View RL Benchmark Reports
Persian Text Embedding Benchmark
Create demo spaces for models on Hugging Face
Text-To-Speech (TTS) Evaluation using objective metrics.
Request model evaluation on COCO val 2017 dataset
Export Hugging Face models to ONNX
Display leaderboard of language model evaluations
Benchmark AI models by comparison
Search for model performance across languages and benchmarks
Evaluate AI-generated results for accuracy
Find and download models from Hugging Face
Calculate GPU requirements for running LLMs
Multilingual Text Embedding Model Pruner
Ilovehf is a tool designed for viewing and analyzing reinforcement learning (RL) benchmark reports. It provides a platform to evaluate and compare the performance of different RL models, helping users gain insights into their effectiveness and efficiency.
• Real-time Tracking: Access live updates on model performance and benchmark results.
• Customizable Filters: Filter reports based on specific models, datasets, or training parameters.

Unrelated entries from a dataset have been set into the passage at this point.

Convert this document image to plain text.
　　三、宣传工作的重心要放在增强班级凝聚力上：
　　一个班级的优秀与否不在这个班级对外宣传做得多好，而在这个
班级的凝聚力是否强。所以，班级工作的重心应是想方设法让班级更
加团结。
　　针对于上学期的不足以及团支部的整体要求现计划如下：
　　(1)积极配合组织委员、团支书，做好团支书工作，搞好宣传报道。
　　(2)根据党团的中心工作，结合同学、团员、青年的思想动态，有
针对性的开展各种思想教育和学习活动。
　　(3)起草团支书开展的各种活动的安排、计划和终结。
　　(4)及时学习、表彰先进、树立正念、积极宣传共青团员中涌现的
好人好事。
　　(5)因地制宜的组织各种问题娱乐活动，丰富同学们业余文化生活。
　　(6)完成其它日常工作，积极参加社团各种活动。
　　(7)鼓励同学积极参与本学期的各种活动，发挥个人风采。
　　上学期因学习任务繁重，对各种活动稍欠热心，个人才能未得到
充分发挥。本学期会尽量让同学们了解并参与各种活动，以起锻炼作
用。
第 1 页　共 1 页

• Performance Metrics: View detailed metrics such as training time, accuracy, and resource usage.
• Visualizations: Interactive charts and graphs to simplify data interpretation.
What is Ilovehf used for?
Ilovehf is used for analyzing and comparing reinforcement learning model performance through detailed benchmark reports.
How do I access Ilovehf?
You can access Ilovehf by visiting its official website or integrating it into your existing workflow.
Can I customize the benchmark reports?
Yes, Ilovehf allows you to customize reports using filters to focus on specific models, datasets, or training parameters.